On July 2, 2013, Matt Vasgersian and Sean Casey called the game between the San Francisco Giants and Cincinnati Reds (with Casey being a legend for the latter team), in which Reds pitcher Homer Bailey threw his second career no-hitter.

On September 25, 2014, Costas called Derek Jeter's final game at Yankee Stadium for MLB Network, where he hit an RBI single to win the game.

On July 8, 2016, NHL on NBC broadcaster Mike Emrick called his first MLB regular-season game at PNC Park when the Pirates hosted the Chicago Cubs for MLB Network with Bob Costas. The Pirates won the game, 8–4, with Emrick calling some of the action.

===Postseason coverage===
For the 2012 and 2013 seasons, TBS was awarded the rights to televise both Wild Card Games that occurred on the day before the Division Series games. In exchange, MLB Network was awarded the rights to televise two of the Division Series games that previously belonged to TBS. From 2014 to 2021, MLB Network broadcast two Division Series games in lieu of FS1, airing the American League games in odd-numbered years, and National League games in even-numbered years.

The first postseason telecast took place on October 7, 2012 and featured the Detroit Tigers hosting the Oakland Athletics at Comerica Park in Detroit for Game 2 of the 2012 ALDS. Matt Vasgersian called the game alongside analyst Jim Kaat. The second telecast took place on October 10 and featured the Washington Nationals hosting the St.
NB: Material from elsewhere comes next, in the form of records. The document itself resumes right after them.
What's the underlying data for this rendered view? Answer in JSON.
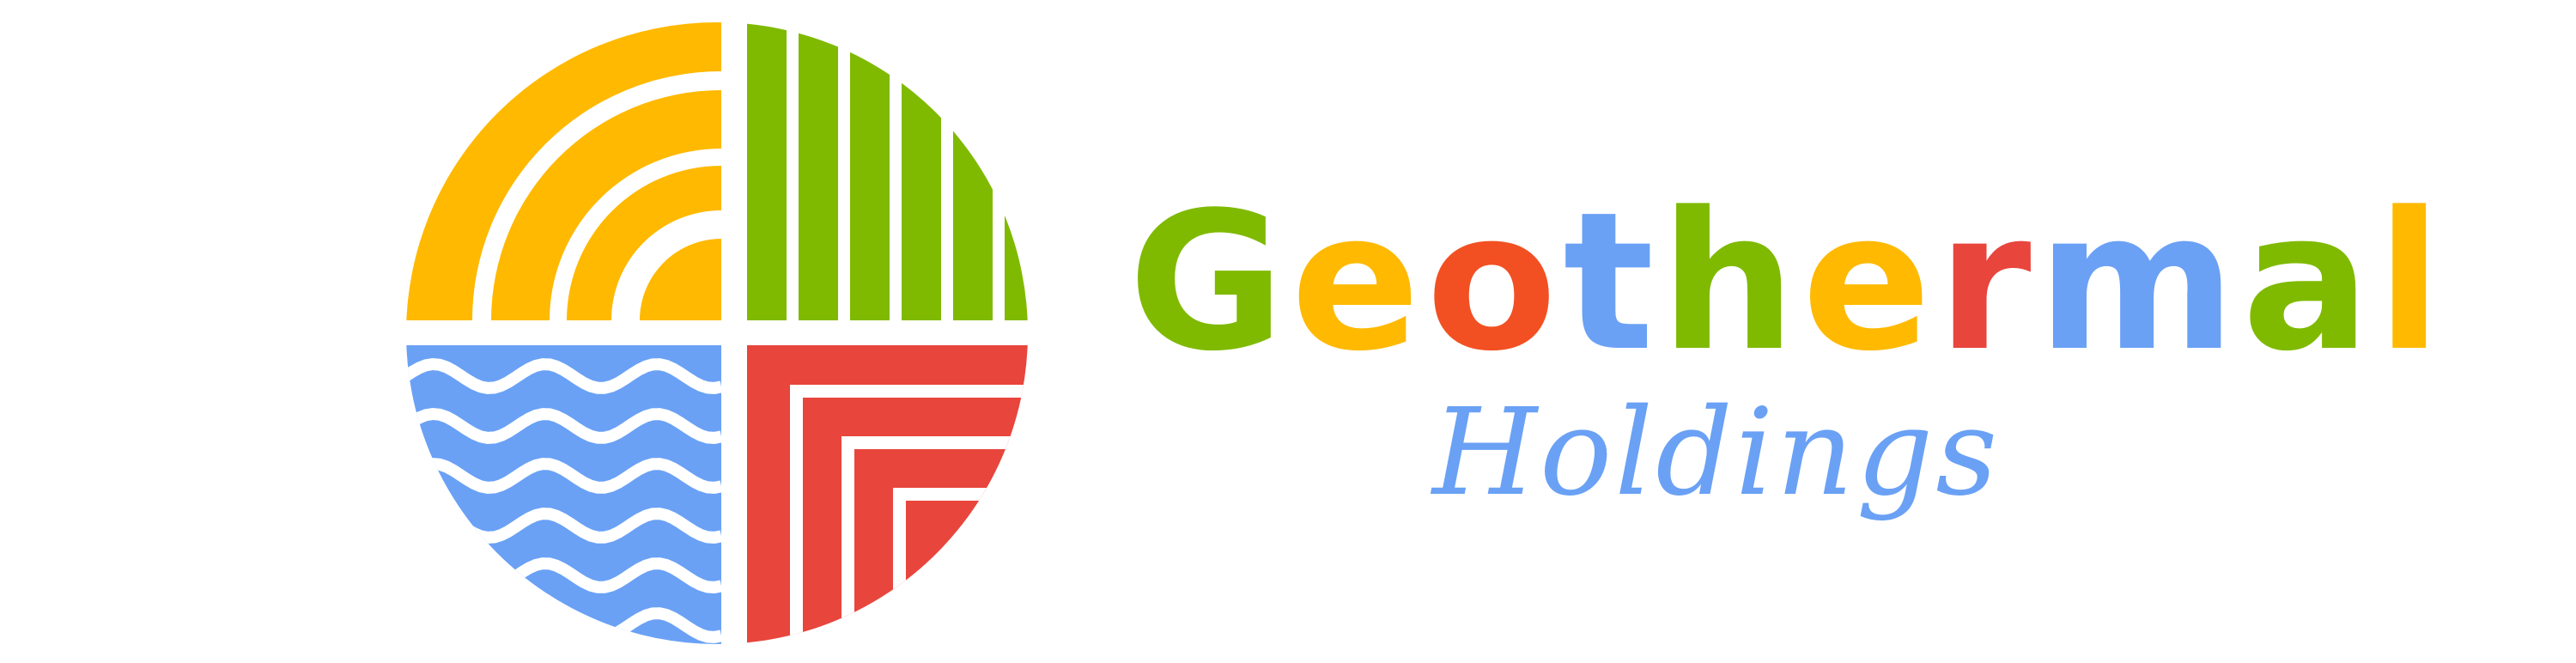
{
  "logo": {
    "name": "Geothermal",
    "subtitle": "Holdings",
    "letters": [
      {
        "char": "G",
        "color": "#7fba00"
      },
      {
        "char": "e",
        "color": "#ffb900"
      },
      {
        "char": "o",
        "color": "#f25022"
      },
      {
        "char": "t",
        "color": "#6aa1f5"
      },
      {
        "char": "h",
        "color": "#7fba00"
      },
      {
        "char": "e",
        "color": "#ffb900"
      },
      {
        "char": "r",
        "color": "#e8453c"
      },
      {
        "char": "m",
        "color": "#6aa1f5"
      },
      {
        "char": "a",
        "color": "#7fba00"
      },
      {
        "char": "l",
        "color": "#ffb900"
      }
    ],
    "subtitle_color": "#6aa1f5",
    "emblem_colors": {
      "sun": "#ffb900",
      "fields": "#7fba00",
      "water": "#6aa1f5",
      "earth": "#e8453c",
      "gap": "#ffffff"
    }
  }
}
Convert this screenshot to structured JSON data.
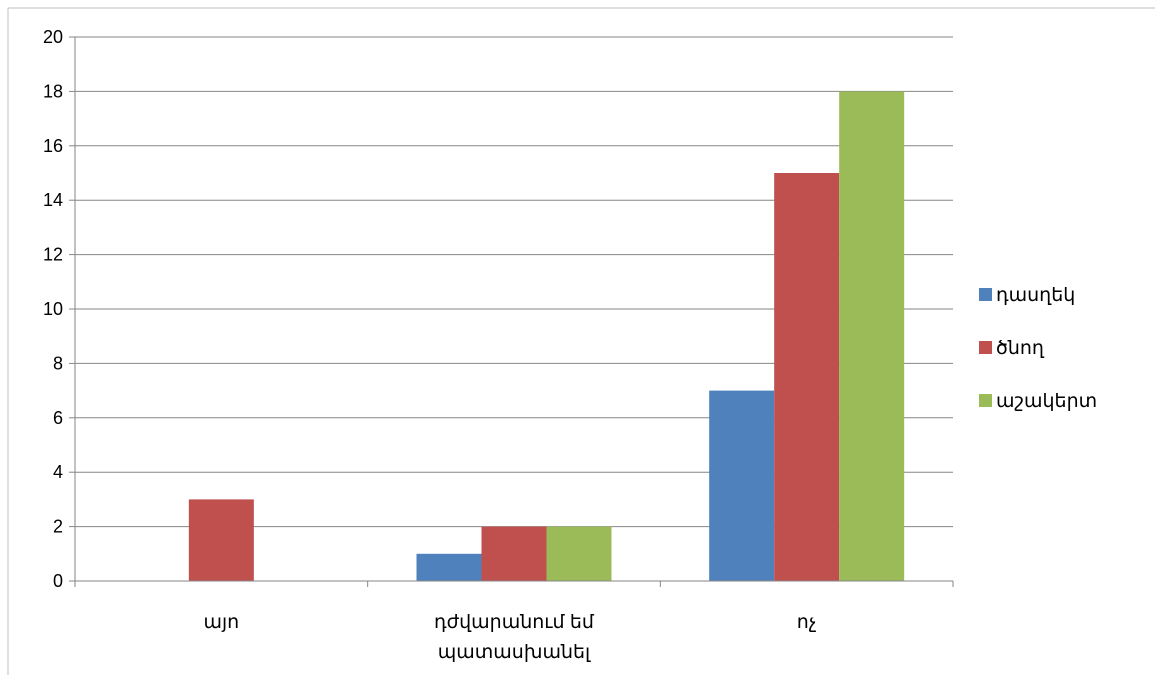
{
  "chart_data": {
    "type": "bar",
    "categories": [
      [
        "այո"
      ],
      [
        "դժվարանում եմ",
        "պատասխանել"
      ],
      [
        "ոչ"
      ]
    ],
    "series": [
      {
        "name": "դասղեկ",
        "values": [
          0,
          1,
          7
        ],
        "color": "#4f81bd"
      },
      {
        "name": "ծնող",
        "values": [
          3,
          2,
          15
        ],
        "color": "#c0504d"
      },
      {
        "name": "աշակերտ",
        "values": [
          0,
          2,
          18
        ],
        "color": "#9bbb59"
      }
    ],
    "ylim": [
      0,
      20
    ],
    "yticks": [
      0,
      2,
      4,
      6,
      8,
      10,
      12,
      14,
      16,
      18,
      20
    ],
    "grid": true,
    "legend_position": "right",
    "title": "",
    "xlabel": "",
    "ylabel": ""
  }
}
Louis Cardinals at Nationals Park in Washington, D.C., for Game 3 of the 2012 NLDS; this was the Nationals' first home postseason game since moving to Washington at the start of the 2005 season. Bob Costas provided the play-by-play commentary alongside analyst Jim Kaat. Vasgersian and Jim Kaat called Game 3 of the 2013 American League Division Series, also between the Detroit Tigers and the Oakland Athletics on October 7 as well.
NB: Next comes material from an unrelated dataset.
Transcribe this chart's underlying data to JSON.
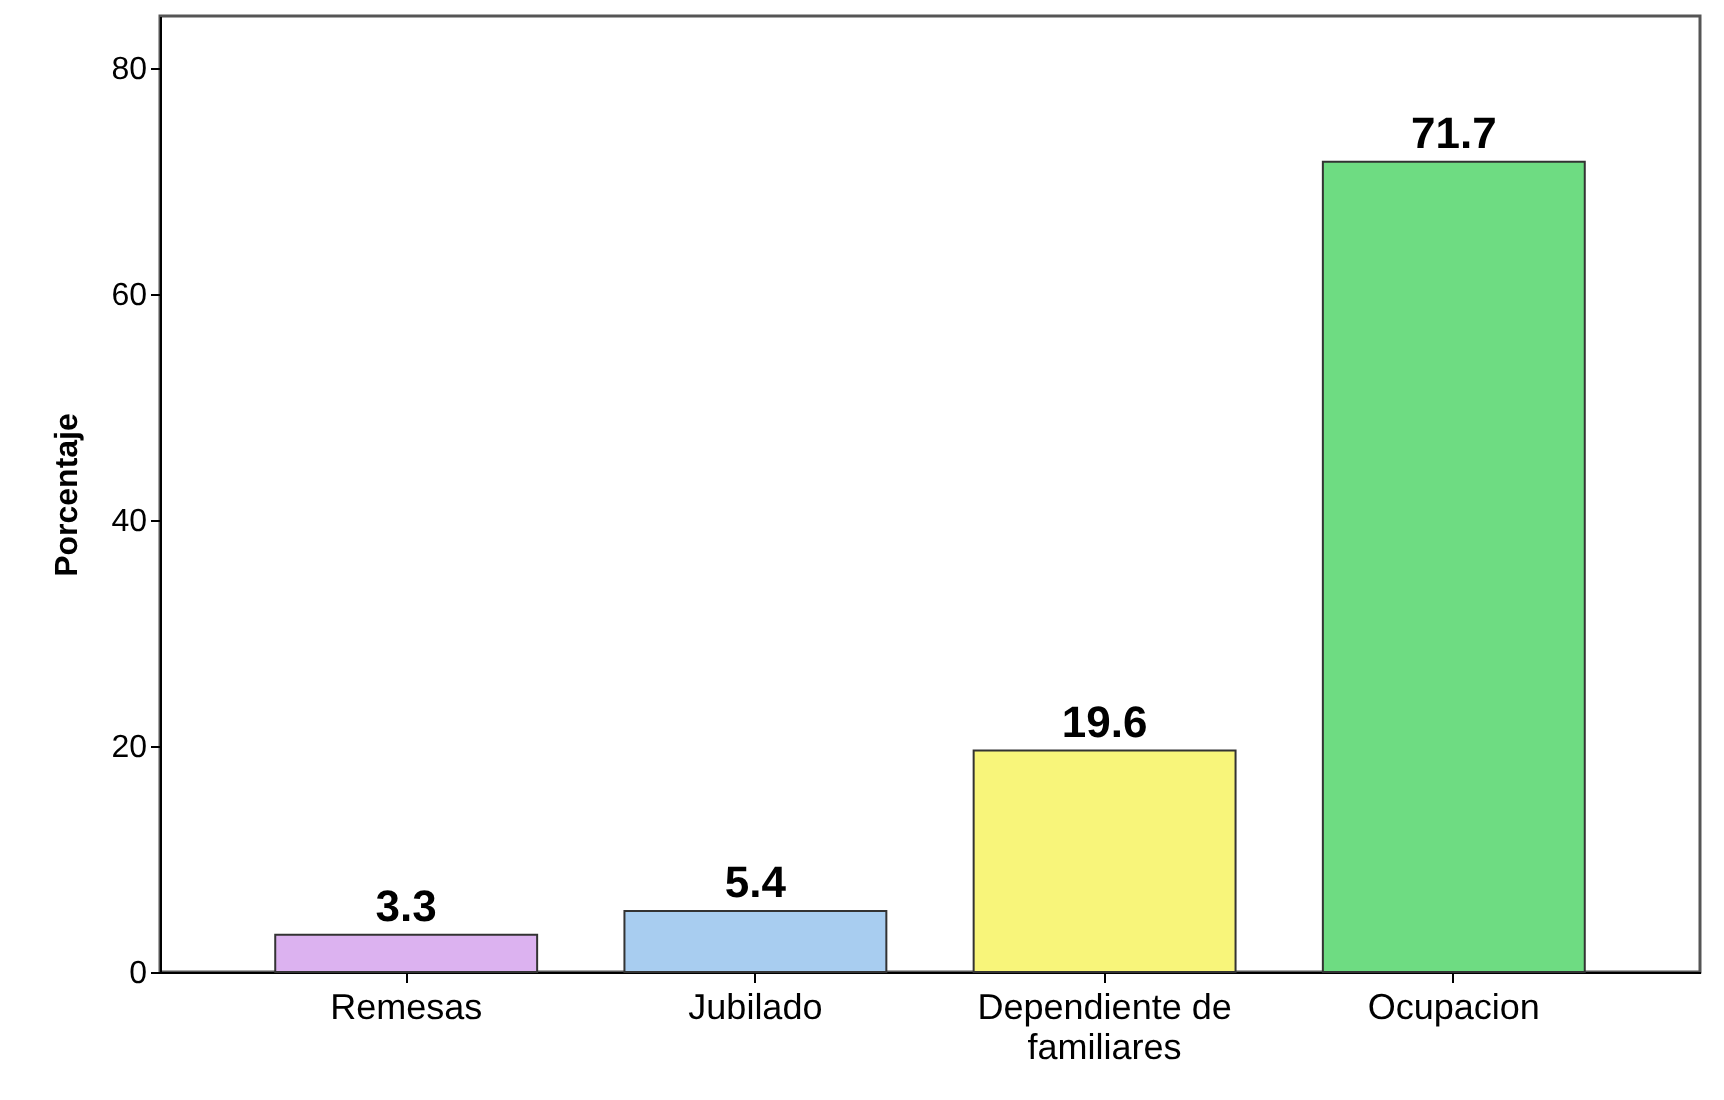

In 2017, Bob Costas called Game 1 of the American League Division Series between the Boston Red Sox and the Houston Astros on MLB Network. The Astros went on to win 8–2. Costas and his color commentator Jim Kaat received criticism for their "bantering about minutia" and misidentification of plays. Costas also went on to become an internet meme after using the term the "sacks were juiced" to describe the bases being loaded.

Following Fox's extension of their MLB rights, which included Division Series games for the main Fox network for the first time since 2006, MLB Network lost the rights to playoff games after the 2021 season. To replace this coverage, beginning with the 2022 MLB season, MLB Network instead carried the Spanish language broadcasts for all postseason games broadcast in English by TBS, replacing CNN en Español. This arrangement ended in the 2024 season, with MLB announcing an agreement with TelevisaUnivision to hold Spanish-language rights to the postseason games aired by TNT Sports, along with studio programming.

==Commentators==

Longtime NBC Sports broadcaster Bob Costas is the main play-by-play voice for the broadcasts. Matt Vasgersian also does play-by-play on some games. Dan Plesac and Tom Verducci provide color commentary.
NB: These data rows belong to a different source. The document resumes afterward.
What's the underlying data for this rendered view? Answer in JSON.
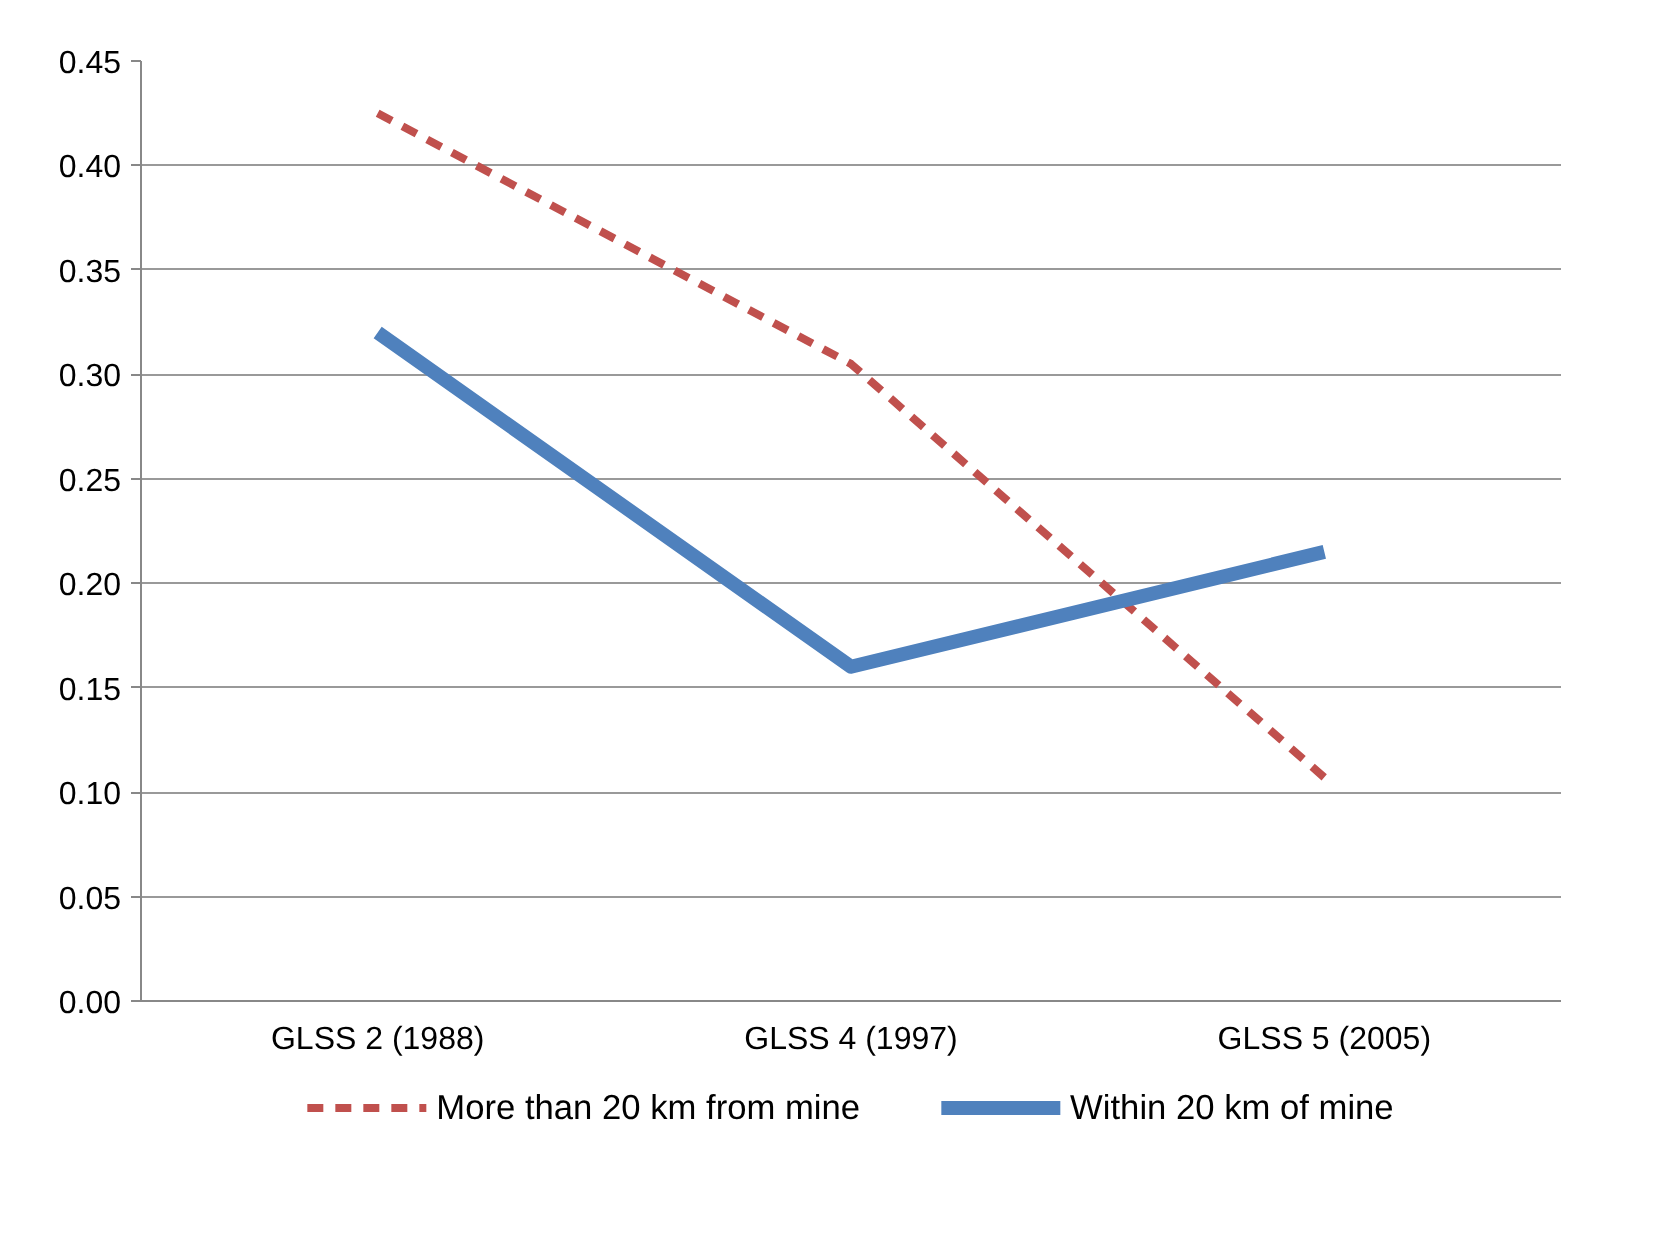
{
  "chart_data": {
    "type": "line",
    "categories": [
      "GLSS 2 (1988)",
      "GLSS 4 (1997)",
      "GLSS 5 (2005)"
    ],
    "series": [
      {
        "name": "More than 20 km from mine",
        "color": "#c0504d",
        "line_style": "dashed",
        "values": [
          0.425,
          0.305,
          0.107
        ]
      },
      {
        "name": "Within 20 km of mine",
        "color": "#4f81bd",
        "line_style": "solid",
        "values": [
          0.32,
          0.16,
          0.215
        ]
      }
    ],
    "ylim": [
      0,
      0.45
    ],
    "yticks": [
      {
        "value": 0,
        "label": "0.00"
      },
      {
        "value": 0.05,
        "label": "0.05"
      },
      {
        "value": 0.1,
        "label": "0.10"
      },
      {
        "value": 0.15,
        "label": "0.15"
      },
      {
        "value": 0.2,
        "label": "0.20"
      },
      {
        "value": 0.25,
        "label": "0.25"
      },
      {
        "value": 0.3,
        "label": "0.30"
      },
      {
        "value": 0.35,
        "label": "0.35"
      },
      {
        "value": 0.4,
        "label": "0.40"
      },
      {
        "value": 0.45,
        "label": "0.45"
      }
    ],
    "grid": "y",
    "legend": "bottom",
    "marker": "none"
  }
}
Siera Santos, CC Sabathia and Chris Young host select special "Clubhouse Edition" broadcasts, which have two former MLB players with Sabathia, Young and Santos to provide a unique look at the featured games.

In a deal announced in September 2022, Melanie Newman and CC Sabathia will host selected games for BBC Sport, these continue to be branded as an MLB Network Showcase broadcast. In 2023, CC Sabathia was replaced by Xavier Scruggs as a game analyst for BBC Sport.